In the first part, we concentrate on geometric methods in signal processing. First, we address the voice activity detection problem. Speech/non-speech classification is an unsolved problem in speech processing and affects diverse applications including robust speech recognition, discontinuous transmission, real-time speech transmission on the Internet or combined noise reduction and echo cancellation schemes in the context of telephony. We address the problem of voice activity detection in presence of transient noise using geometric methods. More specifically, We use spectral clustering to perform this task.

Embedding and function extension on directed graphs is the next topic presented in this thesis. We provide a graph embedding algorithm which is motivated by Laplacian type operator on manifold. We also introduce a Nystrom type eigenfunctions extension which is used both for extending the embedding to new data points and to extend an empirical function on new data set.

We also concentrate on the problem of extending a band-limited function defined on homogeneous manifold. The proposed method has a closed form solution and consists of matrix multiplication and inversion. As the size of data approaches infinity, the proposed method converges to the optimal solution as long as the function values are known on an appropriate sampling set.

In the second part of this thesis, we concentrate on the model-base signal processing. We choose the ARCH model and its generalization, the GARCH model. ARCH model is a statistical model which explicitly parametrizes a time-varying conditional variance using squared absolute values, while considering volatility clustering and excess kurtosis (i.e. heavy-tailed distribution). We use this model along with the conventional autoregressive (AR) model and present a voice activity detection procedure based on the AR-GARCH modeling of speech signal in time domain.

The problem of anomaly detection in SONAR images is also addressed in this thesis.

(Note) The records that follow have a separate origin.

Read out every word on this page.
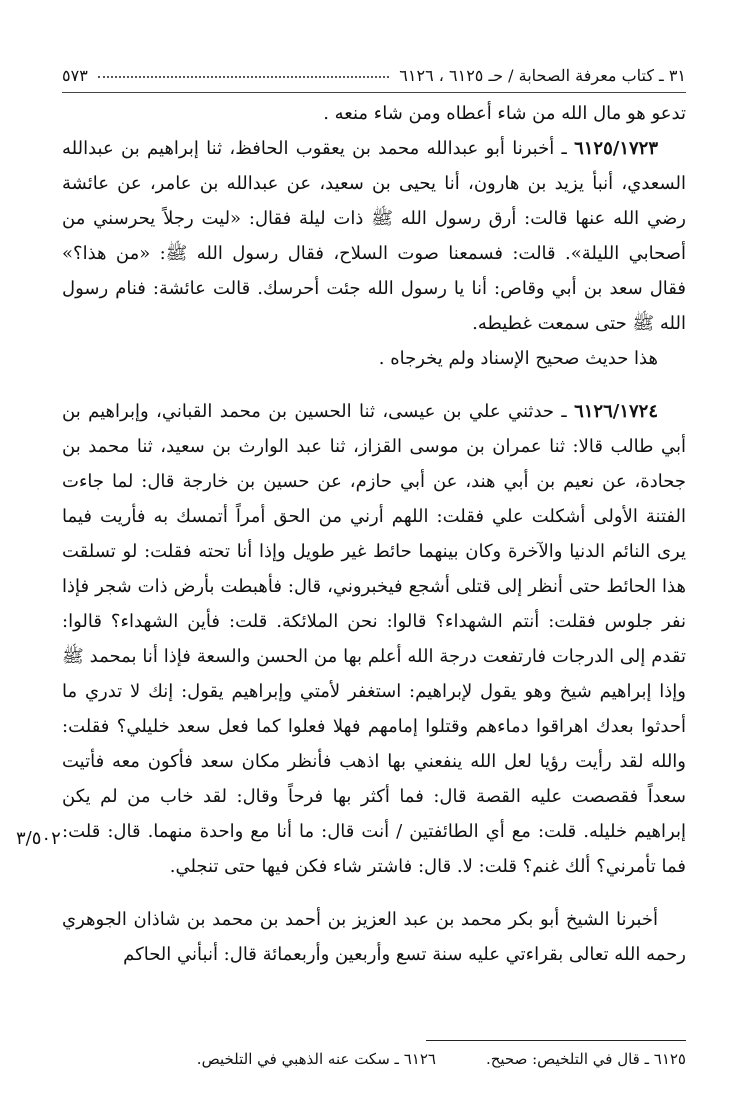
٣١ ـ كتاب معرفة الصحابة / حـ ٦١٢٥ ، ٦١٢٦
٥٧٣

تدعو هو مال الله من شاء أعطاه ومن شاء منعه .

٦١٢٥/١٧٢٣ ـ أخبرنا أبو عبدالله محمد بن يعقوب الحافظ، ثنا إبراهيم بن عبدالله السعدي، أنبأ يزيد بن هارون، أنا يحيى بن سعيد، عن عبدالله بن عامر، عن عائشة رضي الله عنها قالت: أرق رسول الله ﷺ ذات ليلة فقال: «ليت رجلاً يحرسني من أصحابي الليلة». قالت: فسمعنا صوت السلاح، فقال رسول الله ﷺ: «من هذا؟» فقال سعد بن أبي وقاص: أنا يا رسول الله جئت أحرسك. قالت عائشة: فنام رسول الله ﷺ حتى سمعت غطيطه.

هذا حديث صحيح الإسناد ولم يخرجاه .

٦١٢٦/١٧٢٤ ـ حدثني علي بن عيسى، ثنا الحسين بن محمد القباني، وإبراهيم بن أبي طالب قالا: ثنا عمران بن موسى القزاز، ثنا عبد الوارث بن سعيد، ثنا محمد بن جحادة، عن نعيم بن أبي هند، عن أبي حازم، عن حسين بن خارجة قال: لما جاءت الفتنة الأولى أشكلت علي فقلت: اللهم أرني من الحق أمراً أتمسك به فأريت فيما يرى النائم الدنيا والآخرة وكان بينهما حائط غير طويل وإذا أنا تحته فقلت: لو تسلقت هذا الحائط حتى أنظر إلى قتلى أشجع فيخبروني، قال: فأهبطت بأرض ذات شجر فإذا نفر جلوس فقلت: أنتم الشهداء؟ قالوا: نحن الملائكة. قلت: فأين الشهداء؟ قالوا: تقدم إلى الدرجات فارتفعت درجة الله أعلم بها من الحسن والسعة فإذا أنا بمحمد ﷺ وإذا إبراهيم شيخ وهو يقول لإبراهيم: استغفر لأمتي وإبراهيم يقول: إنك لا تدري ما أحدثوا بعدك اهراقوا دماءهم وقتلوا إمامهم فهلا فعلوا كما فعل سعد خليلي؟ فقلت: والله لقد رأيت رؤيا لعل الله ينفعني بها اذهب فأنظر مكان سعد فأكون معه فأتيت سعداً فقصصت عليه القصة قال: فما أكثر بها فرحاً وقال: لقد خاب من لم يكن إبراهيم خليله. قلت: مع أي الطائفتين / أنت قال: ما أنا مع واحدة منهما. قال: قلت: فما تأمرني؟ ألك غنم؟ قلت: لا. قال: فاشتر شاء فكن فيها حتى تنجلي.

أخبرنا الشيخ أبو بكر محمد بن عبد العزيز بن أحمد بن محمد بن شاذان الجوهري رحمه الله تعالى بقراءتي عليه سنة تسع وأربعين وأربعمائة قال: أنبأني الحاكم

٣/٥٠٢
٦١٢٥ ـ قال في التلخيص: صحيح.
٦١٢٦ ـ سكت عنه الذهبي في التلخيص.
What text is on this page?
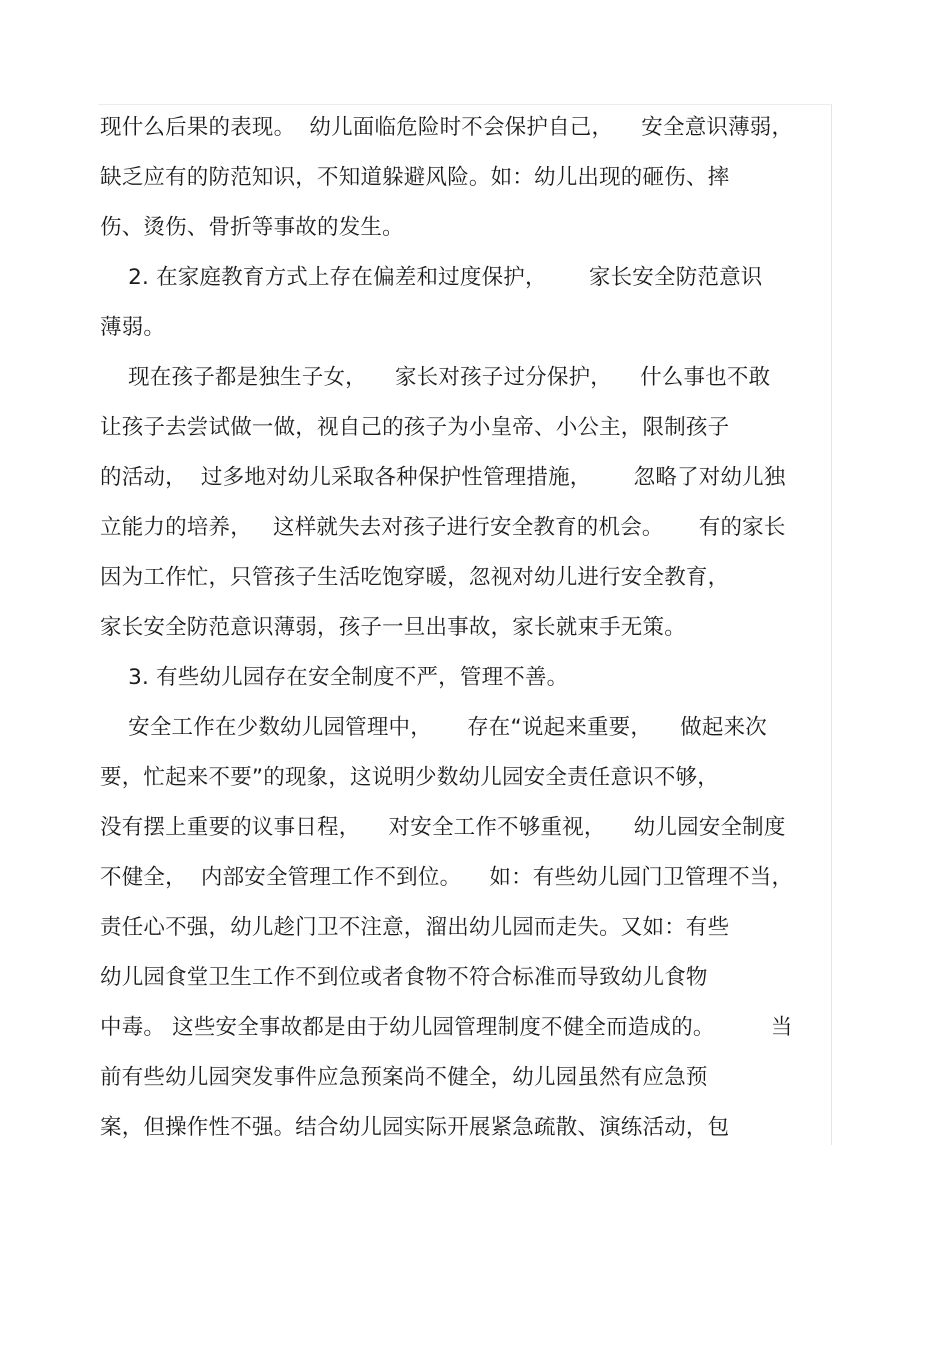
现什么后果的表现。  幼儿面临危险时不会保护自己，    安全意识薄弱，
缺乏应有的防范知识，不知道躲避风险。如：幼儿出现的砸伤、摔
伤、烫伤、骨折等事故的发生。
2. 在家庭教育方式上存在偏差和过度保护，      家长安全防范意识
薄弱。
现在孩子都是独生子女，    家长对孩子过分保护，    什么事也不敢
让孩子去尝试做一做，视自己的孩子为小皇帝、小公主，限制孩子
的活动，  过多地对幼儿采取各种保护性管理措施，      忽略了对幼儿独
立能力的培养，   这样就失去对孩子进行安全教育的机会。     有的家长
因为工作忙，只管孩子生活吃饱穿暖，忽视对幼儿进行安全教育，
家长安全防范意识薄弱，孩子一旦出事故，家长就束手无策。
3. 有些幼儿园存在安全制度不严，管理不善。
安全工作在少数幼儿园管理中，     存在“说起来重要，    做起来次
要，忙起来不要”的现象，这说明少数幼儿园安全责任意识不够，
没有摆上重要的议事日程，    对安全工作不够重视，    幼儿园安全制度
不健全，  内部安全管理工作不到位。    如：有些幼儿园门卫管理不当，
责任心不强，幼儿趁门卫不注意，溜出幼儿园而走失。又如：有些
幼儿园食堂卫生工作不到位或者食物不符合标准而导致幼儿食物
中毒。 这些安全事故都是由于幼儿园管理制度不健全而造成的。        当
前有些幼儿园突发事件应急预案尚不健全，幼儿园虽然有应急预
案，但操作性不强。结合幼儿园实际开展紧急疏散、演练活动，包
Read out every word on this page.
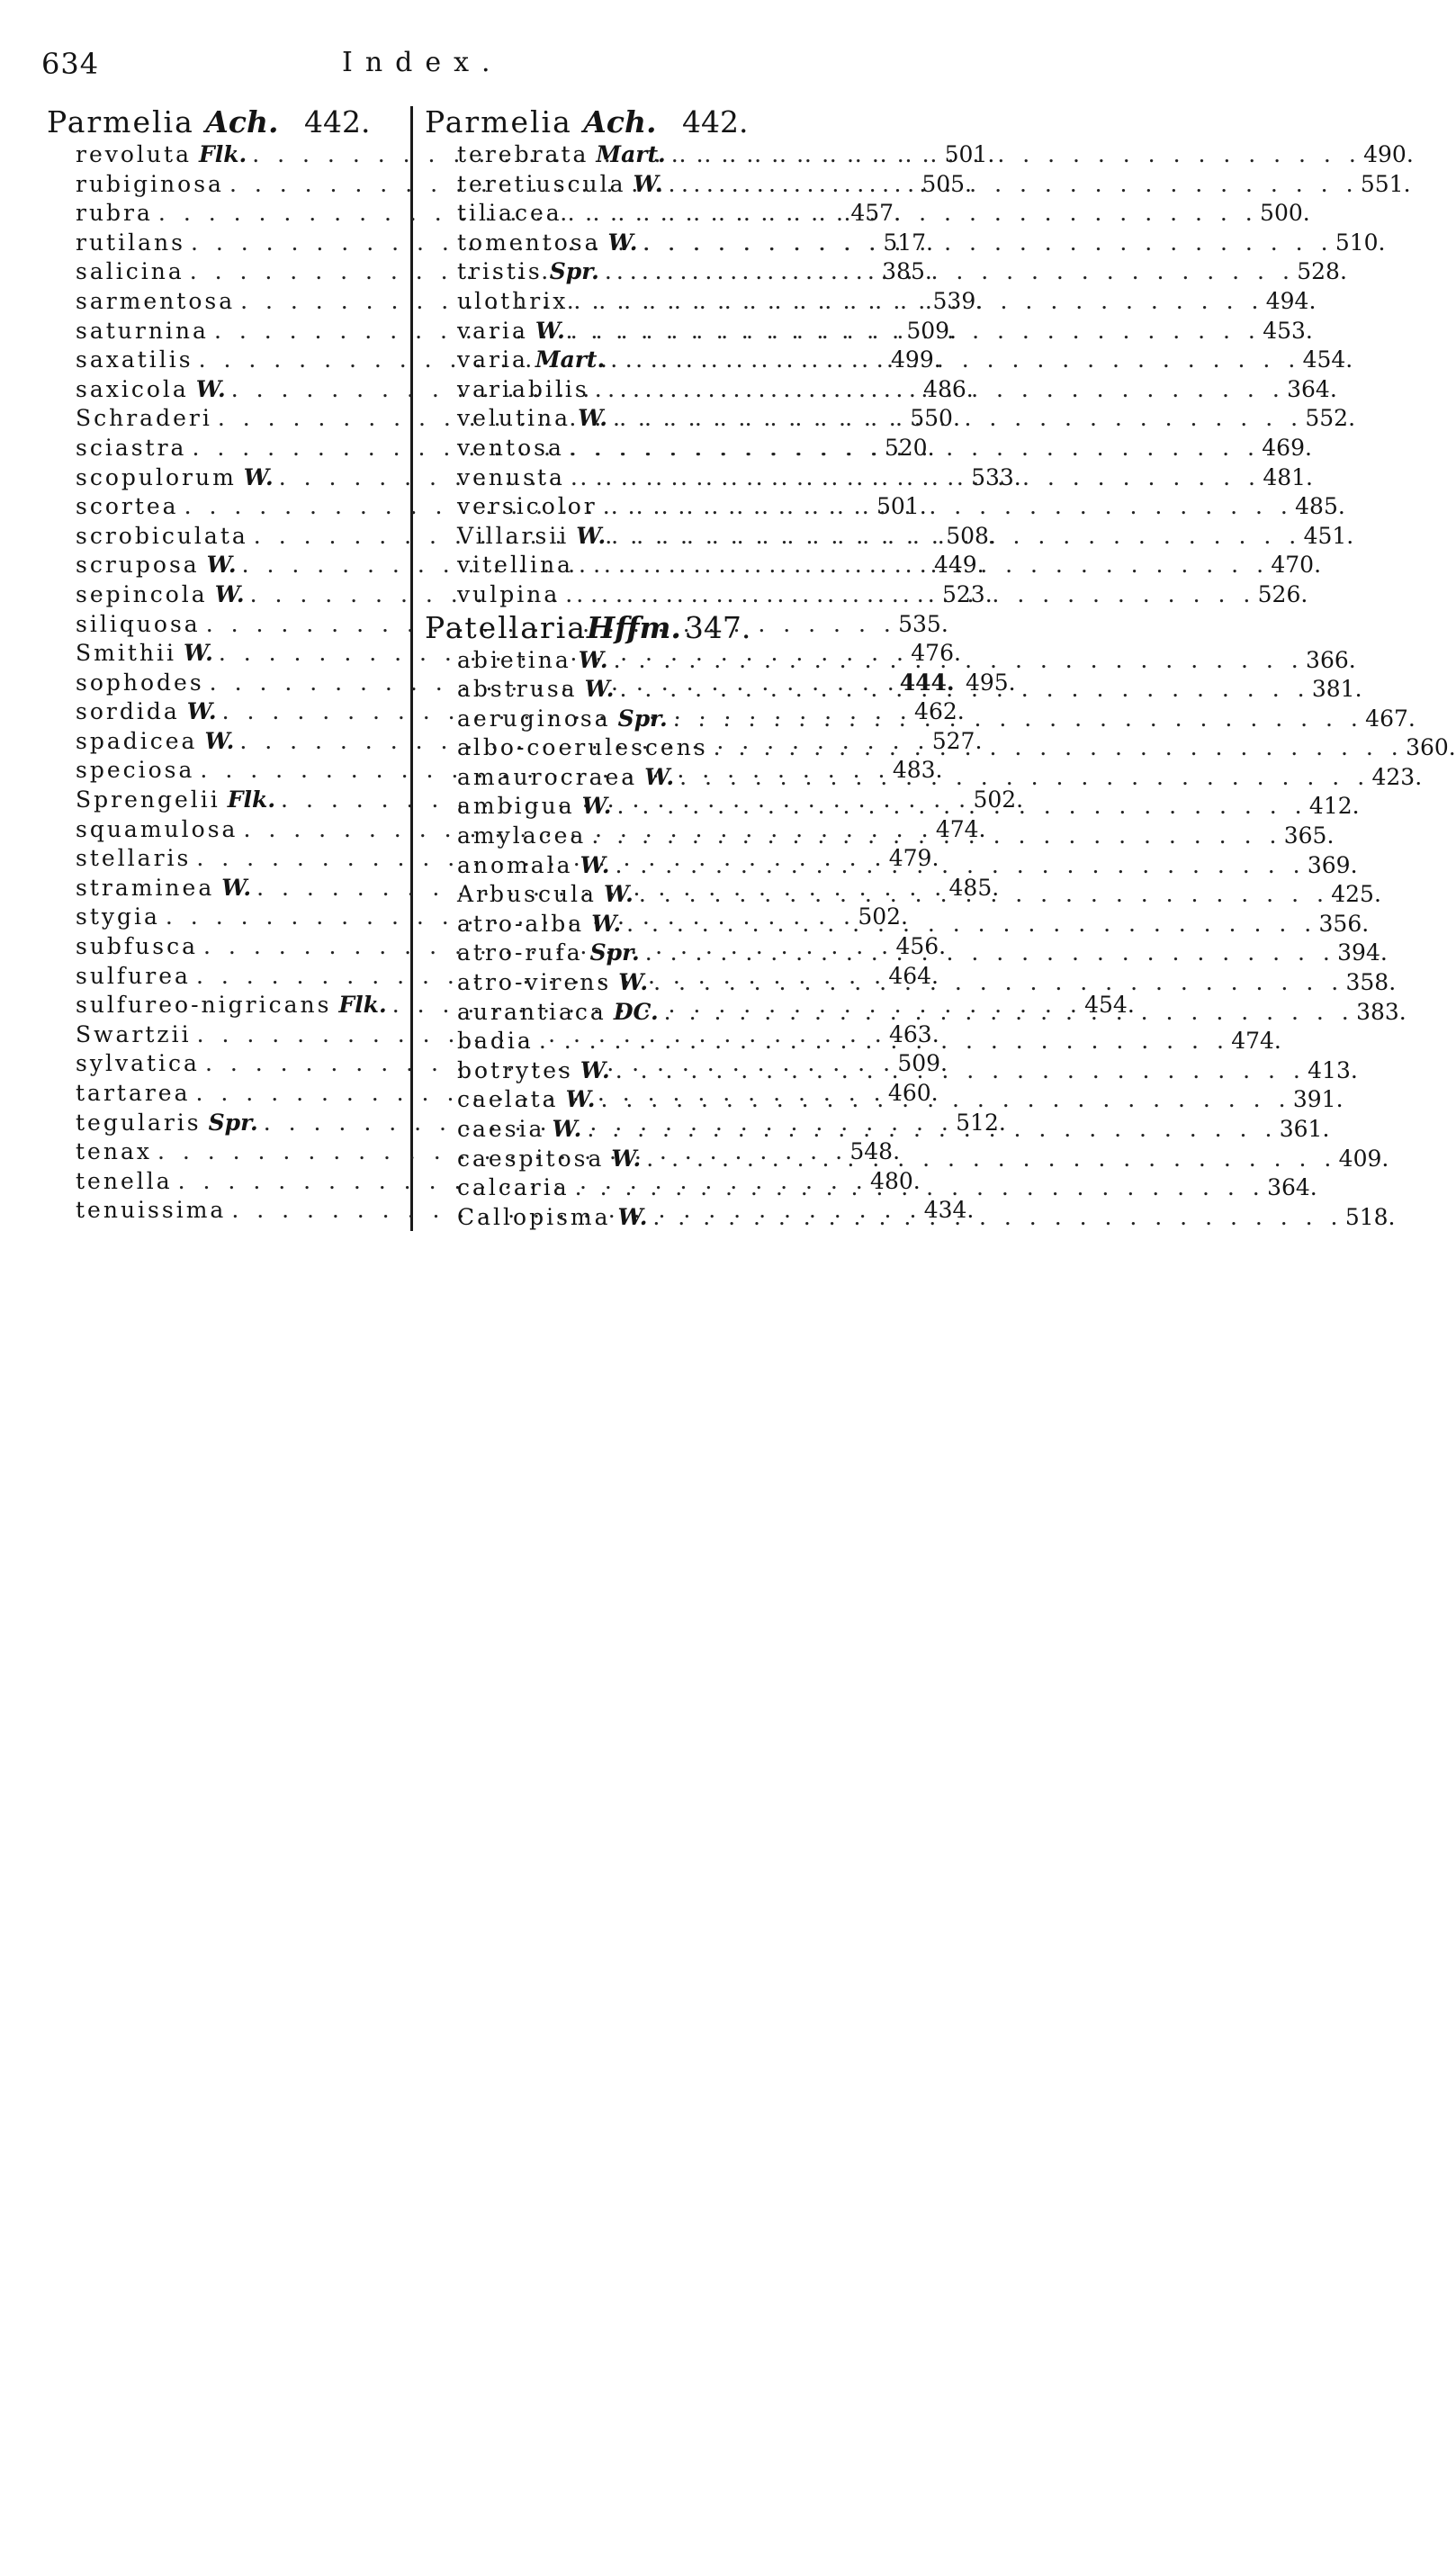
634	Index.
Parmelia Ach. 442.
revoluta Flk. . . .	501.
rubiginosa . . .	505.
rubra . . .	457.
rutilans . . .	517.
salicina . . .	385.
sarmentosa . . .	539.
saturnina . . .	509.
saxatilis . . .	499.
saxicola W. . . .	486.
Schraderi . . .	550.
sciastra . . .	520.
scopulorum W. . . .	533.
scortea . . .	501.
scrobiculata . . .	508.
scruposa W. . . .	449.
sepincola W. . . .	523.
siliquosa . . .	535.
Smithii W. . . .	476.
sophodes . . .	444. 495.
sordida W. . . .	462.
spadicea W. . . .	527.
speciosa . . .	483.
Sprengelii Flk. . . .	502.
squamulosa . . .	474.
stellaris . . .	479.
straminea W. . . .	485.
stygia . . .	502.
subfusca . . .	456.
sulfurea . . .	464.
sulfureo-nigricans Flk. . . .	454.
Swartzii . . .	463.
sylvatica . . .	509.
tartarea . . .	460.
tegularis Spr. . . .	512.
tenax . . .	548.
tenella . . .	480.
tenuissima . . .	434.
Parmelia Ach. 442.
terebrata Mart. . . .	490.
teretiuscula W. . . .	551.
tiliacea . . .	500.
tomentosa W. . . .	510.
tristis Spr. . . .	528.
ulothrix . . .	494.
varia W. . . .	453.
varia Mart. . . .	454.
variabilis . . .	364.
velutina W. . . .	552.
ventosa . . .	469.
venusta . . .	481.
versicolor . . .	485.
Villarsii W. . . .	451.
vitellina . . .	470.
vulpina . . .	526.
PatellariaHffm. 347.
abietina W. . . .	366.
abstrusa W. . . .	381.
aeruginosa Spr. . . .	467.
albo-coerulescens . . .	360.
amaurocraea W. . . .	423.
ambigua W. . . .	412.
amylacea . . .	365.
anomala W. . . .	369.
Arbuscula W. . . .	425.
atro-alba W. . . .	356.
atro-rufa Spr. . . .	394.
atro-virens W. . . .	358.
aurantiaca DC. . . .	383.
badia . . .	474.
botrytes W. . . .	413.
caelata W. . . .	391.
caesia W. . . .	361.
caespitosa W. . . .	409.
calcaria . . .	364.
Callopisma W. . . .	518.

We introduce Non-causal AR-ARCH model for modeling the background of a SONAR image in wavelet domain. An efficient method for estimating the model parameters together with analytical analysis of this estimator are also provided.

The last topic addressed in our research is  parameter estimation of the ARCH and GARCH models in presence of additive noise. We provide two different methods based on maximum likelihood estimation. In the first method, we find the exact likelihood function of the noisy observations and find the maximum of this function using gradient-based methods. Here, we assume that both the process noise and the corrupting noise are distributed normally. Since these conditions might be violated in practical situations, we propose a method based on particle filters for maximum likelihood estimation of the parameters of the ARCH and the GARCH models. This method is based on gradient descend method and active set method for maximizing the likelihood function over parameters under stationarity constraints. The gradient of the likelihood function of observation given the parameters of the model, which is needed for gradient based optimization algorithm, is estimated using particle methods.